Two country mice explore a fast-paced metropolis in this illustrated middle-grade sequel.

Toofer and his best friend, The Giblet, leave their humble home in tiny Nimblewood for a vacation. They stay in Cousin Harry’s rooftop mouse hole, which overlooks a brightly lit big city filled with perpetually moving giants.The Giblet is all too happy to tour the new location and have Harry show him where all those glorious smells are coming from. They grab food that giants throw away, including pizza and egg rolls, and The Giblet hears, for the first time, something wonderful called music. He relays their adventures to Toofer, who’s turned this trip into a staycation, as he never strays beyond the rooftop. He does, however, meet an unexpectedly kindhearted “tiny giant” at an open window. Although the giants’ pecking order for animals puts mice just above rats, this giant, who’s wearing a glittery blue gown, speaks softly and shares a snack with Toofer. The cautious mouse then decides to check out other windows. He, too, discovers music as well as the joy of dancing as he watches rows of tiny giants leap and spin to melodies, and he soon joins in. The Giblet’s newfound love of the city makes him want to extend his vacation, maybe indefinitely. Meanwhile, Toofer’s rooftop excursions lead him to someone in need of help, putting him face to face with mice’s most infamous enemy and giving him no choice but to prove just how brave he can be.
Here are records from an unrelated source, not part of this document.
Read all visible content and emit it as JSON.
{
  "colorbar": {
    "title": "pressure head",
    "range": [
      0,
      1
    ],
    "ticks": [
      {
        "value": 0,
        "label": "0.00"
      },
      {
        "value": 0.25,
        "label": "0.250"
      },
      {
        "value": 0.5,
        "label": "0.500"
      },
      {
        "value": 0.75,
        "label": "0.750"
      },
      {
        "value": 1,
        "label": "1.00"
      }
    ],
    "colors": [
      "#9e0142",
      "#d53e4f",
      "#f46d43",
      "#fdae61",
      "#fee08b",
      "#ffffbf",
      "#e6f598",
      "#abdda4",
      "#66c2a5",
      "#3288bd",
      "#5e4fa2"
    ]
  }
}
LeBlanc’s follow-up to Toofer & The Giblet (2021) is just as sweet and entertaining as its predecessor. These personable mice stand on two feet and wear clothes like humans, and their delightful perspective is on full display as they fail to grasp the “language of the giants” and find that going out to dinner is a frenzied, potentially dangerous affair. Nevertheless, much of what Toofer and The Giblet see and experience is affecting. Harry, for example, names off the musical instruments that win over The Giblet, from a “wood-stringer gadget” to a “zebra box.” At the same time, the author keeps younger readers in mind with the inclusion of educational morsels. Although there’s an indisputable fondness for the quiet life on display, this book shows that one’s home can be anywhere that makes one happy, whether it’s in a forest tree or among the “hustle and bustle” of urbanites. It also shines a positive light on other animals, such as city squirrels, though this sequel is missing the varied characters of the series’ first installment, set in Nimblewood. Morozov’s sublime, nuanced watercolor artwork exemplifies the mice’s smallness, as when they use a discarded coffee cup as a stool, and it adds beautiful details, such as the drops of a cold, early morning rain. These illustrations enrich LeBlanc’s pithy writing as they treat readers to images of Toofer’s pince-nez–style glasses on his pink nose and Harry proudly showing off a huge pizza box at a dumpster. Another installment would be welcome to see where these two mice go next.

An endearing tale whose small-scale cast will capture readers’ hearts.